列宁进一步指出,共产党人必须善于区别两种不同性质的妥协:一种是革命的妥协,这是为客观条件所迫而作的妥协,是为更好的前进而后退,这种妥协丝毫不会动摇革命者对革命的忠诚和继续斗争的决心;另一种是叛徒的妥协,他们把一切都推到客观的原因上,而实际上却是贪图实利,为了一碗红豆汤而放弃自己的长子权,或屈服于资本家的威胁,或迷惑于资本家的收买,甘愿背叛无产阶级革命事业。

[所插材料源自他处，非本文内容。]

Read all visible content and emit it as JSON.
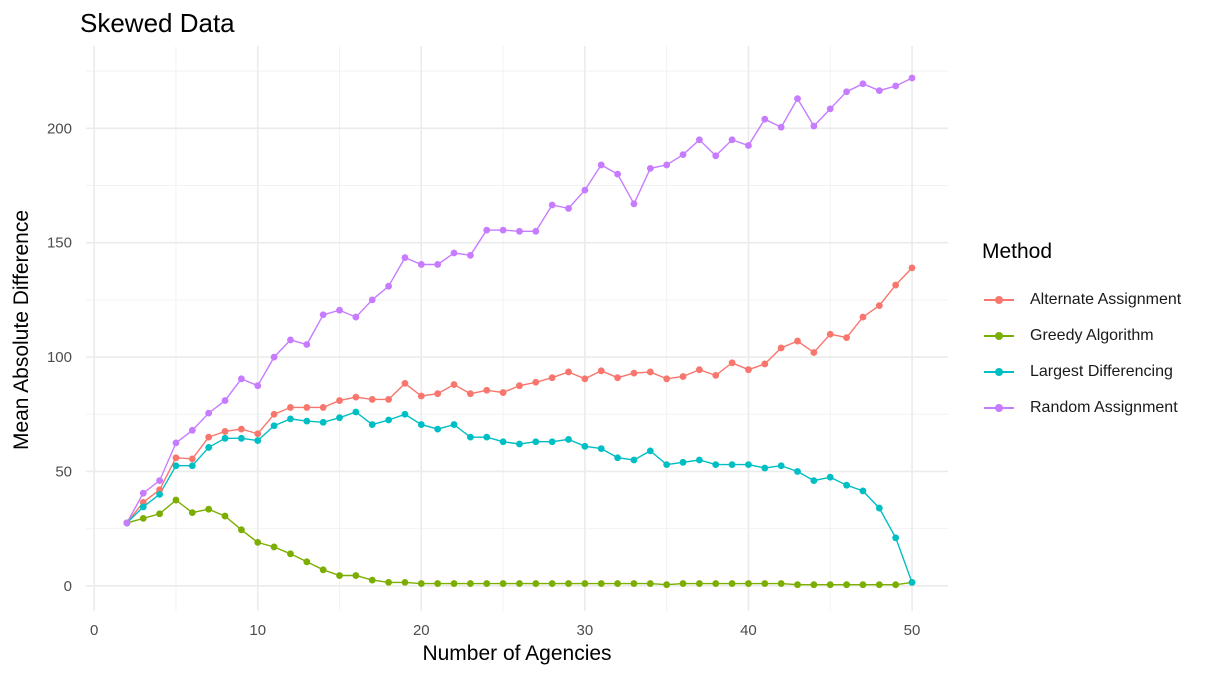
{
  "chart_data": {
    "type": "line",
    "title": "Skewed Data",
    "xlabel": "Number of Agencies",
    "ylabel": "Mean Absolute Difference",
    "xlim": [
      -0.5,
      52.2
    ],
    "ylim": [
      -11,
      236
    ],
    "xticks": [
      0,
      10,
      20,
      30,
      40,
      50
    ],
    "yticks": [
      0,
      50,
      100,
      150,
      200
    ],
    "grid": true,
    "legend_position": "right",
    "legend_title": "Method",
    "x": [
      2,
      3,
      4,
      5,
      6,
      7,
      8,
      9,
      10,
      11,
      12,
      13,
      14,
      15,
      16,
      17,
      18,
      19,
      20,
      21,
      22,
      23,
      24,
      25,
      26,
      27,
      28,
      29,
      30,
      31,
      32,
      33,
      34,
      35,
      36,
      37,
      38,
      39,
      40,
      41,
      42,
      43,
      44,
      45,
      46,
      47,
      48,
      49,
      50
    ],
    "series": [
      {
        "name": "Alternate Assignment",
        "color": "#F8766D",
        "values": [
          27.5,
          36.5,
          42,
          56,
          55.5,
          65,
          67.5,
          68.5,
          66.5,
          75,
          78,
          78,
          78,
          81,
          82.5,
          81.5,
          81.5,
          88.5,
          83,
          84,
          88,
          84,
          85.5,
          84.5,
          87.5,
          89,
          91,
          93.5,
          90.5,
          94,
          91,
          93,
          93.5,
          90.5,
          91.5,
          94.5,
          92,
          97.5,
          94.5,
          97,
          104,
          107,
          102,
          110,
          108.5,
          117.5,
          122.5,
          131.5,
          139
        ]
      },
      {
        "name": "Greedy Algorithm",
        "color": "#7CAE00",
        "values": [
          27.5,
          29.5,
          31.5,
          37.5,
          32,
          33.5,
          30.5,
          24.5,
          19,
          17,
          14,
          10.5,
          7,
          4.5,
          4.5,
          2.5,
          1.5,
          1.5,
          1,
          1,
          1,
          1,
          1,
          1,
          1,
          1,
          1,
          1,
          1,
          1,
          1,
          1,
          1,
          0.5,
          1,
          1,
          1,
          1,
          1,
          1,
          1,
          0.5,
          0.5,
          0.5,
          0.5,
          0.5,
          0.5,
          0.5,
          1.5
        ]
      },
      {
        "name": "Largest Differencing",
        "color": "#00BFC4",
        "values": [
          27.5,
          34.5,
          40,
          52.5,
          52.5,
          60.5,
          64.5,
          64.5,
          63.5,
          70,
          73,
          72,
          71.5,
          73.5,
          76,
          70.5,
          72.5,
          75,
          70.5,
          68.5,
          70.5,
          65,
          65,
          63,
          62,
          63,
          63,
          64,
          61,
          60,
          56,
          55,
          59,
          53,
          54,
          55,
          53,
          53,
          53,
          51.5,
          52.5,
          50,
          46,
          47.5,
          44,
          41.5,
          34,
          21,
          1.5
        ]
      },
      {
        "name": "Random Assignment",
        "color": "#C77CFF",
        "values": [
          27.5,
          40.5,
          46,
          62.5,
          68,
          75.5,
          81,
          90.5,
          87.5,
          100,
          107.5,
          105.5,
          118.5,
          120.5,
          117.5,
          125,
          131,
          143.5,
          140.5,
          140.5,
          145.5,
          144.5,
          155.5,
          155.5,
          155,
          155,
          166.5,
          165,
          173,
          184,
          180,
          167,
          182.5,
          184,
          188.5,
          195,
          188,
          195,
          192.5,
          204,
          200.5,
          213,
          201,
          208.5,
          216,
          219.5,
          216.5,
          218.5,
          222
        ]
      }
    ]
  }
}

“左派”不愿意开动脑筋,去正确确定某一种妥协的真正性质,而是异想天开地企图编造出一种适合于现在任何情况的共同药方。列宁认为,这是忽视任何困难和错综复杂的主观设想,实际上是不可能的。“有各种各样的妥协。应当善于分析每个妥协或每个变相的妥协的环境和具体条件,应当学习区分这样的两种人:一种人把钱和武器交给强盗,为的是减少强盗所能加于的祸害,以便后来容易捕获和枪毙强盗;另一种人把钱和武器交给强盗,为的是要入伙分脏。”(同上书,第194页)当然,在政治上决不总象这个简单的例子那么容易分辩,但是革命家必须在实际斗争中学会这种本领。幼稚而毫无经验的人们,以为只要一般地承认容许妥协或者“不作任何妥协”,就会把机会主义和马克思主义之间的界限划清,这是很荒谬的,因为“这些人还不懂得自然界和社会中的一切界限都是可变动的,而且在某种情况上都是有条件的。”(同上书,第224页)

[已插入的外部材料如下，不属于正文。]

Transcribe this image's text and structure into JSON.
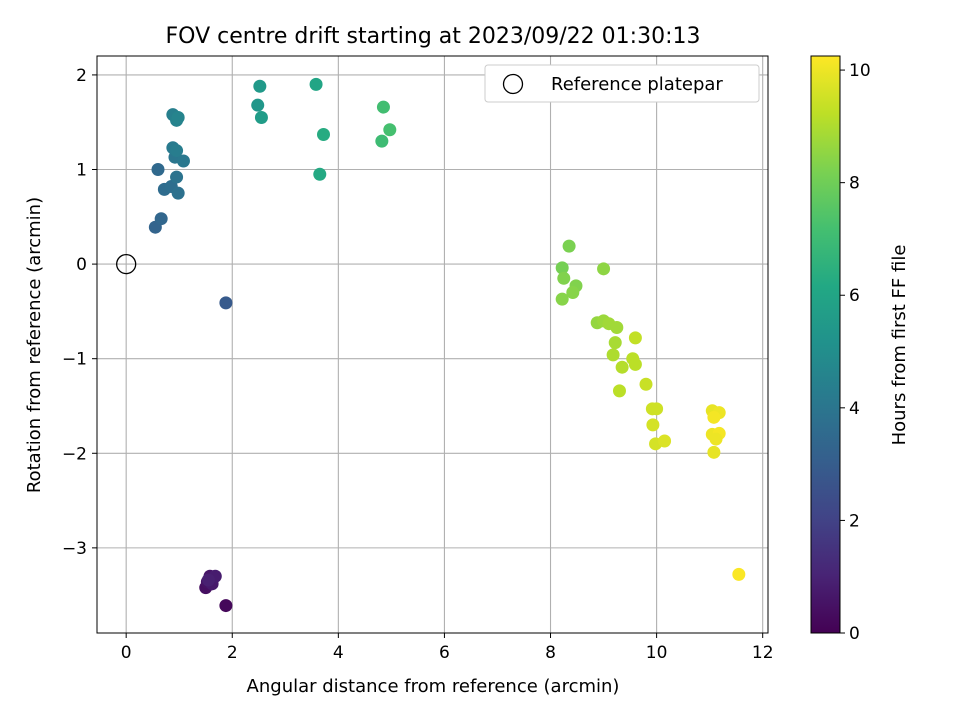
{
  "chart_data": {
    "type": "scatter",
    "title": "FOV centre drift starting at 2023/09/22 01:30:13",
    "xlabel": "Angular distance from reference (arcmin)",
    "ylabel": "Rotation from reference (arcmin)",
    "xlim": [
      -0.55,
      12.1
    ],
    "ylim": [
      -3.9,
      2.2
    ],
    "xticks": [
      0,
      2,
      4,
      6,
      8,
      10,
      12
    ],
    "yticks": [
      -3,
      -2,
      -1,
      0,
      1,
      2
    ],
    "xtick_labels": [
      "0",
      "2",
      "4",
      "6",
      "8",
      "10",
      "12"
    ],
    "ytick_labels": [
      "−3",
      "−2",
      "−1",
      "0",
      "1",
      "2"
    ],
    "grid": true,
    "legend": {
      "position": "top-right",
      "label": "Reference platepar"
    },
    "reference_point": {
      "x": 0,
      "y": 0
    },
    "colorbar": {
      "label": "Hours from first FF file",
      "colormap": "viridis",
      "range": [
        0,
        10.25
      ],
      "ticks": [
        0,
        2,
        4,
        6,
        8,
        10
      ],
      "tick_labels": [
        "0",
        "2",
        "4",
        "6",
        "8",
        "10"
      ]
    },
    "points": [
      {
        "x": 1.88,
        "y": -3.61,
        "c": 0.2
      },
      {
        "x": 1.5,
        "y": -3.42,
        "c": 0.4
      },
      {
        "x": 1.53,
        "y": -3.36,
        "c": 0.5
      },
      {
        "x": 1.58,
        "y": -3.3,
        "c": 0.6
      },
      {
        "x": 1.62,
        "y": -3.38,
        "c": 0.7
      },
      {
        "x": 1.68,
        "y": -3.3,
        "c": 0.8
      },
      {
        "x": 1.55,
        "y": -3.34,
        "c": 0.9
      },
      {
        "x": 1.88,
        "y": -0.41,
        "c": 2.9
      },
      {
        "x": 0.55,
        "y": 0.39,
        "c": 3.3
      },
      {
        "x": 0.66,
        "y": 0.48,
        "c": 3.4
      },
      {
        "x": 0.6,
        "y": 1.0,
        "c": 3.5
      },
      {
        "x": 0.72,
        "y": 0.79,
        "c": 3.6
      },
      {
        "x": 0.85,
        "y": 0.82,
        "c": 3.7
      },
      {
        "x": 0.98,
        "y": 0.75,
        "c": 3.8
      },
      {
        "x": 0.95,
        "y": 0.92,
        "c": 3.9
      },
      {
        "x": 0.92,
        "y": 1.13,
        "c": 4.0
      },
      {
        "x": 1.08,
        "y": 1.09,
        "c": 4.1
      },
      {
        "x": 0.88,
        "y": 1.23,
        "c": 4.2
      },
      {
        "x": 0.95,
        "y": 1.2,
        "c": 4.3
      },
      {
        "x": 0.88,
        "y": 1.58,
        "c": 4.4
      },
      {
        "x": 0.95,
        "y": 1.52,
        "c": 4.5
      },
      {
        "x": 0.98,
        "y": 1.55,
        "c": 4.6
      },
      {
        "x": 2.48,
        "y": 1.68,
        "c": 5.4
      },
      {
        "x": 2.52,
        "y": 1.88,
        "c": 5.5
      },
      {
        "x": 2.55,
        "y": 1.55,
        "c": 5.6
      },
      {
        "x": 3.58,
        "y": 1.9,
        "c": 6.0
      },
      {
        "x": 3.65,
        "y": 0.95,
        "c": 6.2
      },
      {
        "x": 3.72,
        "y": 1.37,
        "c": 6.3
      },
      {
        "x": 4.82,
        "y": 1.3,
        "c": 7.0
      },
      {
        "x": 4.85,
        "y": 1.66,
        "c": 7.1
      },
      {
        "x": 4.97,
        "y": 1.42,
        "c": 7.2
      },
      {
        "x": 8.22,
        "y": -0.04,
        "c": 8.1
      },
      {
        "x": 8.35,
        "y": 0.19,
        "c": 8.2
      },
      {
        "x": 8.25,
        "y": -0.15,
        "c": 8.3
      },
      {
        "x": 8.48,
        "y": -0.23,
        "c": 8.3
      },
      {
        "x": 8.42,
        "y": -0.3,
        "c": 8.4
      },
      {
        "x": 8.22,
        "y": -0.37,
        "c": 8.4
      },
      {
        "x": 9.0,
        "y": -0.05,
        "c": 8.5
      },
      {
        "x": 8.88,
        "y": -0.62,
        "c": 8.6
      },
      {
        "x": 9.0,
        "y": -0.6,
        "c": 8.7
      },
      {
        "x": 9.1,
        "y": -0.63,
        "c": 8.8
      },
      {
        "x": 9.25,
        "y": -0.67,
        "c": 8.8
      },
      {
        "x": 9.22,
        "y": -0.83,
        "c": 8.9
      },
      {
        "x": 9.18,
        "y": -0.96,
        "c": 9.0
      },
      {
        "x": 9.35,
        "y": -1.09,
        "c": 9.1
      },
      {
        "x": 9.55,
        "y": -1.0,
        "c": 9.2
      },
      {
        "x": 9.6,
        "y": -1.06,
        "c": 9.2
      },
      {
        "x": 9.6,
        "y": -0.78,
        "c": 9.3
      },
      {
        "x": 9.3,
        "y": -1.34,
        "c": 9.2
      },
      {
        "x": 9.8,
        "y": -1.27,
        "c": 9.4
      },
      {
        "x": 9.92,
        "y": -1.53,
        "c": 9.5
      },
      {
        "x": 10.0,
        "y": -1.53,
        "c": 9.5
      },
      {
        "x": 9.93,
        "y": -1.7,
        "c": 9.6
      },
      {
        "x": 9.98,
        "y": -1.9,
        "c": 9.6
      },
      {
        "x": 10.15,
        "y": -1.87,
        "c": 9.7
      },
      {
        "x": 11.05,
        "y": -1.55,
        "c": 9.9
      },
      {
        "x": 11.18,
        "y": -1.57,
        "c": 10.0
      },
      {
        "x": 11.08,
        "y": -1.62,
        "c": 10.1
      },
      {
        "x": 11.05,
        "y": -1.8,
        "c": 10.0
      },
      {
        "x": 11.18,
        "y": -1.79,
        "c": 10.1
      },
      {
        "x": 11.12,
        "y": -1.85,
        "c": 10.0
      },
      {
        "x": 11.08,
        "y": -1.99,
        "c": 9.9
      },
      {
        "x": 11.55,
        "y": -3.28,
        "c": 10.2
      }
    ]
  }
}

列宁对革命道路曲折的论述,后来发展在社会主义建设过程中对改良的看法。列宁认为,在无产阶级取得政权以前,改良是无产阶级反对资本主义的革命斗争的副产品,是阶级斗争的辅助手段。因此,反对用改良取代革命的改良主义。但是,列宁作为辩证法的大师,他又指出在社会主义条件下,“无产阶级即使在一个国家取得胜利以后,改良同革命的关系也会产生一种新的内容。”(同上书,第580页)列宁要求人们冷静地思考在社会主义条件下的革命与改良的关系,检查一下“在经济建设的根本问题上”应该善于在什么条件下按革命方式行动,以及应该善于在什么时候、什么环境、什么场合采取“审慎迂回的行动方法”,即改良的方法。(同上书,第579页)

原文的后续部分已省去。